Pandya had reason to be nervous—rumour had been circulating that he was the minister who had deposed before the citizens' tribunal set up to look into the Gujarat riots which claimed at least 2,000 lives. After Outlook released the tape, more than four years after the minister's death, Justice Hosbet Suresh, retired judge of the Bombay High Court, confirms his identity: "The minister who deposed before us in the Concerned Citizens Tribunal was Haren Pandya, then a cabinet minister in the Modi government. Pandya told us two important things. One was about the meeting on February 27." The judge says Pandya said the seniormost police officials were told by Modi that they should expect a Hindu reaction. "They were also told they should do nothing to contain this reaction."

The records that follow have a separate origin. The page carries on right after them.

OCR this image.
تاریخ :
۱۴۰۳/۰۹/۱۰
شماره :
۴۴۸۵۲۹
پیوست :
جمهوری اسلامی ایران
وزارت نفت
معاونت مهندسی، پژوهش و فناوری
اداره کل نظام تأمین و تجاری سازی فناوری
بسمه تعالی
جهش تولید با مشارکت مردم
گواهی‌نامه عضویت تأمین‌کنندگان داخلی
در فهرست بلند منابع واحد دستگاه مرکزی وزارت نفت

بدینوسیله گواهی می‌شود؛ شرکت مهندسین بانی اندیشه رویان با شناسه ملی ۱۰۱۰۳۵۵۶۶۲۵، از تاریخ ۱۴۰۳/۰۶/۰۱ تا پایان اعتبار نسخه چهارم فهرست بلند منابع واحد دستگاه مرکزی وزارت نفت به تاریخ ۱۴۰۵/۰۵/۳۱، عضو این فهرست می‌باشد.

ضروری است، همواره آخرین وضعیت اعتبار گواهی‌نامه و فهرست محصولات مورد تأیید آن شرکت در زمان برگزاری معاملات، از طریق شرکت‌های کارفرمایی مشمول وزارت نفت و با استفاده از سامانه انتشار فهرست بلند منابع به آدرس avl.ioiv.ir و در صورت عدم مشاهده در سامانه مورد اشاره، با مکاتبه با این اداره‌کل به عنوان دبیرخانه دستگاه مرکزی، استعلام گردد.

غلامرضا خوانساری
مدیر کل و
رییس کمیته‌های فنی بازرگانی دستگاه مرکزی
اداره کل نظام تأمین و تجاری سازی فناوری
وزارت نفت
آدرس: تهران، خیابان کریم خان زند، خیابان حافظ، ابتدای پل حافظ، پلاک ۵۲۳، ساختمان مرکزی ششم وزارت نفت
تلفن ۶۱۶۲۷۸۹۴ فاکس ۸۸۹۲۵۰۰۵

Justice Suresh says the tribunal went on to ask Pandya more details about Modi's role and also posed an all-important question: what would Pandya have done if he was home minister? "Pandya replied that I would have confined Godhra to Godhra itself. It was Modi who wanted to take Godhra to the rest of Gujarat," says the Justice. Pandya had testified before the tribunal just two months after the riots. His testimony was included in the tribunal's report although his identity had not been revealed.
On March 26, '03, Pandya was found dead in his car parked outside a public park in Ahmedabad. One Asghar Ali was arrested and a POTA court headed by Judge Sonia Gokani in an 800-page verdict delivered on June 25 this year sentenced him to life imprisonment till his natural death. Eight others also received life sentences. In all, there had been 12 accused in the case. At the time, Jagruti Pandya, the slain minister's wife, had questioned the CBI's case, even going to the extent of saying that "Haren was popular among Muslims, they would not have killed him". The irony is that today she prefers a "no comment". Her name is also among the panel of BJP candidates being considered for the Ellisbridge Vidhan Sabha seat once represented by her husband.
In spite of the convictions, many people in Gujarat continue to believe that Pandya was murdered at the express orders of his political rivals in the BJP. His father, Vithal Pandya, 80, in particular kept the campaign alive and never believed the naive version that "Muslims killed him". "If you proceed on erroneous assumptions and data, the conclusions are bound to be wrong...his case must be reinvestigated," he says.
Pandya Sr openly says that Modi subverted the CBI investigation, at a time when Gandhinagar MP and the BJP's 'Iron Man' L.K. Advani was the NDA Union home minister. He points out that the infamous ex-DIG, D.G. Vanzara, had acted as a sort of pointsman for the case. Till he landed behind bars for the Sohrabuddin fake encounter case, Vanzara had been seen as Modi's encounter specialist. It's a sort of indictment that today, in Gujarat, all the political parties opposing Modi ask why there have been no encounters since Vanzara was arrested.
The father is not the only one who's questioned the official version of the Pandya murder. Members of the Hindutva parivar, the RSS, VHP and even his own BJP have turned against Modi. They now plan to highlight the fact that Pandya openly feared for his life. As a leading dissident VHP leader put it, "If this can happen to a BJP man, you can well imagine what can happen to others."
Suresh Mehta, former BJP chief minister and now a frontline strategist for the rebels, has even gone to the extent of suggesting that Modi himself instigated the Godhra incident in order to orchestrate a riot. He told Outlook he was aware that the CM had held several crucial meetings on February 27. "Though I was a cabinet minister in the government, I was not invited to participate in these meetings...perhaps because my views were well-known and I would not have condoned his plans. But news travels and we all heard from others what Modi had said to officials at the meetings," he says.
Arjun Modvadia, Congress legislature party leader, says he has gone on record to demand a reinvestigation of the Pandya case. It's clear now that Modi had turned against Pandya much before his death. The high-profile, articulate leader had even been denied a ticket for the 2002 elections. Perhaps Pandya would have been forgotten after that. But his murder has ended up making him a larger-than-life figure and a constant irritant for Modi. In communally polarised Gujarat, harping on the massacre of Muslims will not damage Modi. But the suggestion that he acted against a committed BJP leader has angered his own Hindu parivar, many of whom the Gujarat chief minister has already alienated by his arrogance.